# Advice for dealing with nsfw art clients?



## SevenArms (Aug 24, 2016)

Hi! I would like some opinion about a situation I have right now. I'm an illustrator of nsfw/mature content art, so you may have an idea of what kind of themes I manage.

I'm pretty comfortable with that and honestly I enjoy this work. I'm used to talk about many strong topics, taboo themes and private details with my clients. I'm also used to those dirty and perverted comments in my images; after all it's part of it, and if I didn't get those, then I'm doing a bad work.

However, there is this particular guy who just... well, creeps me out! He comments almost all my work in other galleries, and ask me where I'm from, how it's the city where I live, if I'll do nsfw art of my avatar, if my avatar has a resemblance to me, and the dirty comments he puts in my images seems... not right. I feel like he's getting to personal... It just turn on my red flags, and I don't know if this guy it's just to much friendly.

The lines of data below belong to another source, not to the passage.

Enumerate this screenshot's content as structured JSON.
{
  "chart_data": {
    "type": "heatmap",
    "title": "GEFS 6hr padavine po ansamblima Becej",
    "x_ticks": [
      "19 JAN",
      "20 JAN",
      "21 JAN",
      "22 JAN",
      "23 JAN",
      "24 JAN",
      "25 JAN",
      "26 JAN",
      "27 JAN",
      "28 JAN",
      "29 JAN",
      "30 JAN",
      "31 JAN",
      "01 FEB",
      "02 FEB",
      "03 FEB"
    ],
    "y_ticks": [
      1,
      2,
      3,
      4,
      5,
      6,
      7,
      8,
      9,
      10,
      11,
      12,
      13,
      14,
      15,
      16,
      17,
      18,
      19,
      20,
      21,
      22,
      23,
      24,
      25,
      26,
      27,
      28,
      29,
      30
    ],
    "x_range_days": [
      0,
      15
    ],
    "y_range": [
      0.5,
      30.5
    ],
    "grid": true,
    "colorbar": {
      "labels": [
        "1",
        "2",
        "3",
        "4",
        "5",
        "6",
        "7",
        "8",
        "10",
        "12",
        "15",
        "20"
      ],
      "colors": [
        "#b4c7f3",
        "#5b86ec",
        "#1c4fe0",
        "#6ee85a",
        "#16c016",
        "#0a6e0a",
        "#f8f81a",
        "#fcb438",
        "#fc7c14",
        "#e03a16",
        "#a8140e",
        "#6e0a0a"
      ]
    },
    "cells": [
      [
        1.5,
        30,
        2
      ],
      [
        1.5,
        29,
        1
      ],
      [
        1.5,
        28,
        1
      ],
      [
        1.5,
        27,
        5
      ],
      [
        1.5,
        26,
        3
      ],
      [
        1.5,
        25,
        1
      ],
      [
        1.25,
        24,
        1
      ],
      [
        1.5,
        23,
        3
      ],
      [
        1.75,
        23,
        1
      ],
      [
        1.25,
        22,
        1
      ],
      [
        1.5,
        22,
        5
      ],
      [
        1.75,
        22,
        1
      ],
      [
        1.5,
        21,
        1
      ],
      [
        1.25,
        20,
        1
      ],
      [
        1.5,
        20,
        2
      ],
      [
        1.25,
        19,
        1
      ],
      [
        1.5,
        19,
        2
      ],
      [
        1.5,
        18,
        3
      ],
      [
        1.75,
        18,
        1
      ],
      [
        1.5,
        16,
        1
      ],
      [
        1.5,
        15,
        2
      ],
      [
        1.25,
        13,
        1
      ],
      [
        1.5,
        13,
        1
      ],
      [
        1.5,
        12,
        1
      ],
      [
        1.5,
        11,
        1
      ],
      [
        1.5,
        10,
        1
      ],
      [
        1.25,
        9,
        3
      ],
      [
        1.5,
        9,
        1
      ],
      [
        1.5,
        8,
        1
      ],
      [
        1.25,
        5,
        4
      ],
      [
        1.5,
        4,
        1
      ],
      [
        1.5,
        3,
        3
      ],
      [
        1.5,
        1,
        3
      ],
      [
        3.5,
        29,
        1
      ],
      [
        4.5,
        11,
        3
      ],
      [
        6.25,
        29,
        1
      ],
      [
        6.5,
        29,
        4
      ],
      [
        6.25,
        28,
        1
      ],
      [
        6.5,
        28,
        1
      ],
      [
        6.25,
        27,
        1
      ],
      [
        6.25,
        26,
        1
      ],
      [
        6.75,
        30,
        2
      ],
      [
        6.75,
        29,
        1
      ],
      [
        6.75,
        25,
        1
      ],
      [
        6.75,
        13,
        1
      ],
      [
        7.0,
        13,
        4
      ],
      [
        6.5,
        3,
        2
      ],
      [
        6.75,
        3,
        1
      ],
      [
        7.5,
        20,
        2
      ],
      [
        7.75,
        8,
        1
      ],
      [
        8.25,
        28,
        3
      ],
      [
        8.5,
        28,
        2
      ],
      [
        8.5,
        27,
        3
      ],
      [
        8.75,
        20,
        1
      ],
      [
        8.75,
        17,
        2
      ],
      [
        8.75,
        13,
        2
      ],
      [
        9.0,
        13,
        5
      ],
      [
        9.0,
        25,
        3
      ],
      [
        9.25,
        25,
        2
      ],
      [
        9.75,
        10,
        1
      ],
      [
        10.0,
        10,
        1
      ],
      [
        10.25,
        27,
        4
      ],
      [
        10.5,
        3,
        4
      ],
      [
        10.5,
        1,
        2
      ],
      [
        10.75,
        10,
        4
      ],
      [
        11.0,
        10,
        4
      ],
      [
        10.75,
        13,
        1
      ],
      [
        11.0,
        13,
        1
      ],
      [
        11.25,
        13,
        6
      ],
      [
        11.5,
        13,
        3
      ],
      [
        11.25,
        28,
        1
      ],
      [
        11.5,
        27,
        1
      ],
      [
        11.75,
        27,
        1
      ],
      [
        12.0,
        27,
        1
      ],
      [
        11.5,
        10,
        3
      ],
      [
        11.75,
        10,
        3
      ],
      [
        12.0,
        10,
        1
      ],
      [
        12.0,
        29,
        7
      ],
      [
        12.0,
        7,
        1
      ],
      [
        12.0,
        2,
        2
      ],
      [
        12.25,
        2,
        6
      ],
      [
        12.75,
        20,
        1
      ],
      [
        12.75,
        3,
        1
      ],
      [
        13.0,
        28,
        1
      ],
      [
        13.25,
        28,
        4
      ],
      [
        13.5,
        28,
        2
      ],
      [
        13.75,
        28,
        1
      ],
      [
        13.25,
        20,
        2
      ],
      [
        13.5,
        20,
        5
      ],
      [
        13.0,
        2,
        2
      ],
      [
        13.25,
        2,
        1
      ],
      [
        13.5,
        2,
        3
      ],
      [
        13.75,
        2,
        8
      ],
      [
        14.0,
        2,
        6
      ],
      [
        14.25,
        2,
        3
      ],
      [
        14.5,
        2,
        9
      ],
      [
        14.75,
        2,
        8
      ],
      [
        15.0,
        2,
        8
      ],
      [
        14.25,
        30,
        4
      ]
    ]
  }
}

I want to block him, my husband definitely wants me to block him, but technically, he haven't done anything bad I guess... I just don't want to have bad publicity because I was rude to a watcher, so, what do you think? Any advise?


----------



## Rokuna (Aug 24, 2016)

My book is better safe then sorry and just block him. However you could issue a warning then see what he does. Then block him if he continues. Or ignore him completely.


----------



## darien (Aug 24, 2016)

*Option one:*
Use this group's icon and put it on your FA profile Userpage of nocreepycomments -- Fur Affinity [dot] net do something similar on your profile for other sites in an effort to ward off creepy comments. Then if it continues block him.

*Option two:*
delete/hide his creepy comments so that others don't see it and think it's ok then block him outright.

*Option three:*
the nice approach, message him and explain how his overly personal questions and comments make you feel uncomfortable and you'd rather not see any more of them- giving him the chance to curb it. It is possible he's just trying to be friendly and doesn't realize how much of a creeper he's coming off as. Of course, if it continues- simply block him.

Ignoring it and hoping it goes away just will not work. You have to address it one way or another- allowing it to continue will only make matters worse.  Personally.. I'd go with option one.

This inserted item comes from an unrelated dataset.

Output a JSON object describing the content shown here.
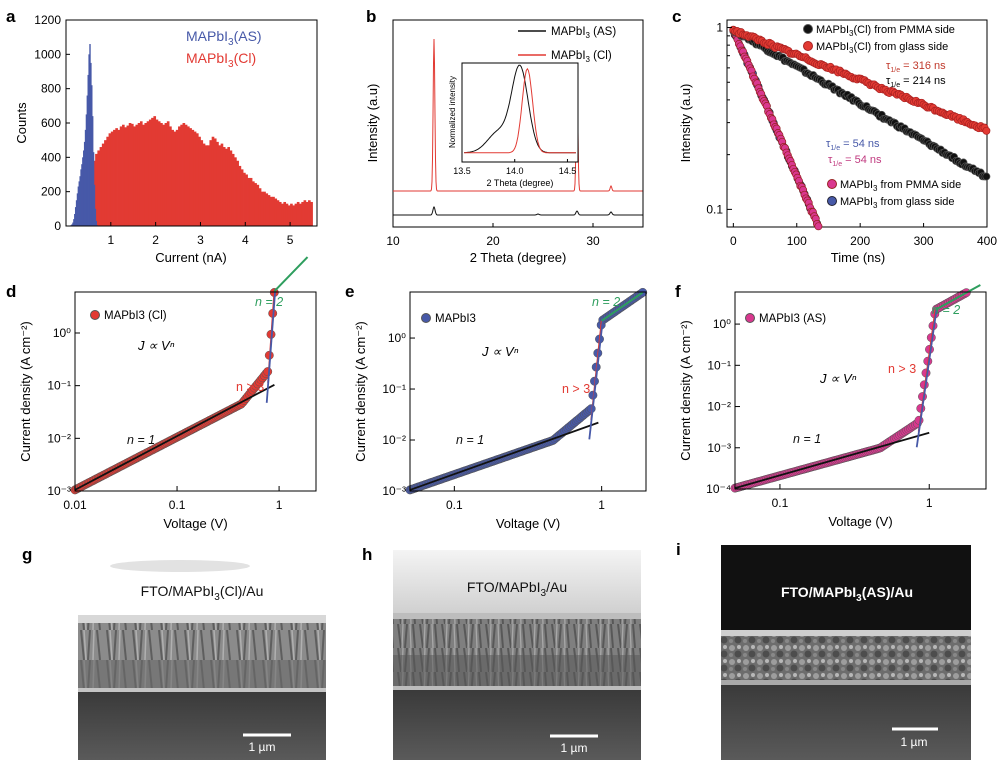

Be aware that if he makes another account or has his friends start messaging you about it after he's been blocked- you have every right to- and absolutely should bring it to the attention of an Admin/Moderator via the trouble ticket system. Harassment is completely against the rules.

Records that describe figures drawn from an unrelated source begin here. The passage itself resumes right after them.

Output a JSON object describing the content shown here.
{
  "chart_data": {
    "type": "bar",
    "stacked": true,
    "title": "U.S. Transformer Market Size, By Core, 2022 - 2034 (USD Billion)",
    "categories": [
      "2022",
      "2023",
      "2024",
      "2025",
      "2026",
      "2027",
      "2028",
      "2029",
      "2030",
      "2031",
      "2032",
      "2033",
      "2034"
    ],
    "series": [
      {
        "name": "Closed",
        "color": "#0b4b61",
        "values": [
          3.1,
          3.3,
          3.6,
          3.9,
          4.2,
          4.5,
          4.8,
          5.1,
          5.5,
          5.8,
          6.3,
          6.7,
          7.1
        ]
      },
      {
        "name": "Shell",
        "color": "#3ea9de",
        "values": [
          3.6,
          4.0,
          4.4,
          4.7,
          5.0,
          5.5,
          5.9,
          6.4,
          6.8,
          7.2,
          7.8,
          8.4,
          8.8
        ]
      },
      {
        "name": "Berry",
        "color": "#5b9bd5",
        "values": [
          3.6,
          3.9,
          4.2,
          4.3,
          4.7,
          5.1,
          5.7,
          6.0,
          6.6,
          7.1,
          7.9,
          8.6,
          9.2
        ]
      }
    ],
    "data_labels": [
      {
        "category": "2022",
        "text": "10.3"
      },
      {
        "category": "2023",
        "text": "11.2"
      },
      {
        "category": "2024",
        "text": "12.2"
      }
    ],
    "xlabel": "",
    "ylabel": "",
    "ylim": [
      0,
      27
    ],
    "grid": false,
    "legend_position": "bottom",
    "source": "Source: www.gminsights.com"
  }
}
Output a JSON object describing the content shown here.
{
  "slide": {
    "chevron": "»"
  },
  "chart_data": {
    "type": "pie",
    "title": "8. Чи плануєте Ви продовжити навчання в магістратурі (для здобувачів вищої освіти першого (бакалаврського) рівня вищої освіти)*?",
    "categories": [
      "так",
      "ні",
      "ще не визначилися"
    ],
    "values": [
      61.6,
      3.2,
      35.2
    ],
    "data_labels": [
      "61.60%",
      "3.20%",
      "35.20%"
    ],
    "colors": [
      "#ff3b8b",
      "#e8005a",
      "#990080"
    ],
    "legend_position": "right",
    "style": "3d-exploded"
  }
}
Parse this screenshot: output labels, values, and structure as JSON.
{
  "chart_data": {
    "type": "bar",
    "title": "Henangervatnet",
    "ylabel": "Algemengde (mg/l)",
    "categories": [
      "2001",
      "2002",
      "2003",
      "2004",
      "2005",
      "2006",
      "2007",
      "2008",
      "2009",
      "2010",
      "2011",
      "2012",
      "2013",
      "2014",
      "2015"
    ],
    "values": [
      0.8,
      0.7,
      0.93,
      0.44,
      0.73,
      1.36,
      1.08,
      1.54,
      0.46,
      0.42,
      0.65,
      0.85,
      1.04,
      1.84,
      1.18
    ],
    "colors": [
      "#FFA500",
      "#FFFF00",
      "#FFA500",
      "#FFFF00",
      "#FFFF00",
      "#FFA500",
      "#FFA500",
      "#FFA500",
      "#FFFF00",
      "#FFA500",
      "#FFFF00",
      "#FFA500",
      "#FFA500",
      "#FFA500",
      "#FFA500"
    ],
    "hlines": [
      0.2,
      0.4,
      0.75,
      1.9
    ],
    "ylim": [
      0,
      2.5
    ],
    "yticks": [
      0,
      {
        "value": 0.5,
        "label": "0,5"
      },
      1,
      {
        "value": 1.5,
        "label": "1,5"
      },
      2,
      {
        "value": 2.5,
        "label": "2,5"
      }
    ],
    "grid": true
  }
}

Don't be afraid to block people that insist on being creepy, harassing, or both- neither you nor your significant other should have to put up with it or the stress it brings. The loss of one potential client is nothing compared to your emotional well-being.


----------



## quoting_mungo (Aug 24, 2016)

Producing sexual content (even sexual content featuring your own avatar - not saying you do, just that doing so doesn't change this in any way) does not give people a right to sexualize you without your consent. If you're not comfortable with a comment, you have every right to hide it, or ask the user to please not make that type of comment again, or both. If someone makes you feel uncomfortable or unsafe, you have every right to block them, and whether you decide to give them a warning first or provide them with a reason as for why you're blocking them is entirely up to you. And as Darien said, if you block them and they decide to circumvent your block (and this includes doing something like posting a journal saying "SevenArms blocked me!!! Don't commission her she is so rude!!!"), you have every right to report them and let site staff handle the situation for you from there.

Your profile and submissions are _your_ space, and you have every right to use the tools provided to you (comment hiding, shout removal, blocking) to keep your space comfortable for you.


----------



## SevenArms (Aug 24, 2016)

Thank you so much to all for your advise! I have no idea of that group, I'm going to put their icon on my profile and tell him to cut it off with the creepiness, if there's any more notes from him I'll block him


----------



## nerdbat (Aug 24, 2016)

Dunno about the icon, I find it kinda hypocritical and customer-unfriendly to use it while being a pr0n artist - like banning "weird geeky talks" in a comic book shop or something, lol. Aside of that, plain honesty seems like the best course of action for me - blatantly telling him that he's going a bit too far with his comments, and that you don't like when random strangers try to invade your private life. Being overly polite all the time isn't doing much good for publicity too, after all - it starts coming off as unsincere and forced over time.

>Examples of acceptable comments:
>"That dick is awesome."
 This is hilarious, lol


----------



## Sergei Nóhomo (Aug 24, 2016)

If you dislike him then block him. If you're a bleeding for money then don't

There's nothing here that requires thinking

#Where'sMyPhishingEvidence2016


----------



## SevenArms (Aug 24, 2016)

Quick update, I talk to him, and long story short he is not only a creepy guy but a douchebag too, so, no second thoughts, it's blocked now. I like to be polite  unless people give a very good reason no to. I know it's hard to tell sometimes, but I'm sure that people who work in the same field knows, that there's a thin line between the normal dirty/perverted comments and the creepy ones. And it's not normal that just one of your watchers gives you red flags. Now on I'm going to trust more when that happens  Thank you so much to all! ^-^/


----------



## Sergei Nóhomo (Aug 24, 2016)

SevenArms said:


> Quick update, I talk to him, and long story short he is not only a creepy guy but a douchebag too, so, no second thoughts, it's blocked now. I like to be polite  unless people give a very good reason no to. I know it's hard to tell sometimes, but I'm sure that people who work in the same field knows, that there's a thin line between the normal dirty/perverted comments and the creepy ones. And it's not normal that just one of your watchers gives you red flags. Now on I'm going to trust more when that happens  Thank you so much to all! ^-^/



There's polite

And there's being a doormat

#Where'sMyPhishingEvidence2016


----------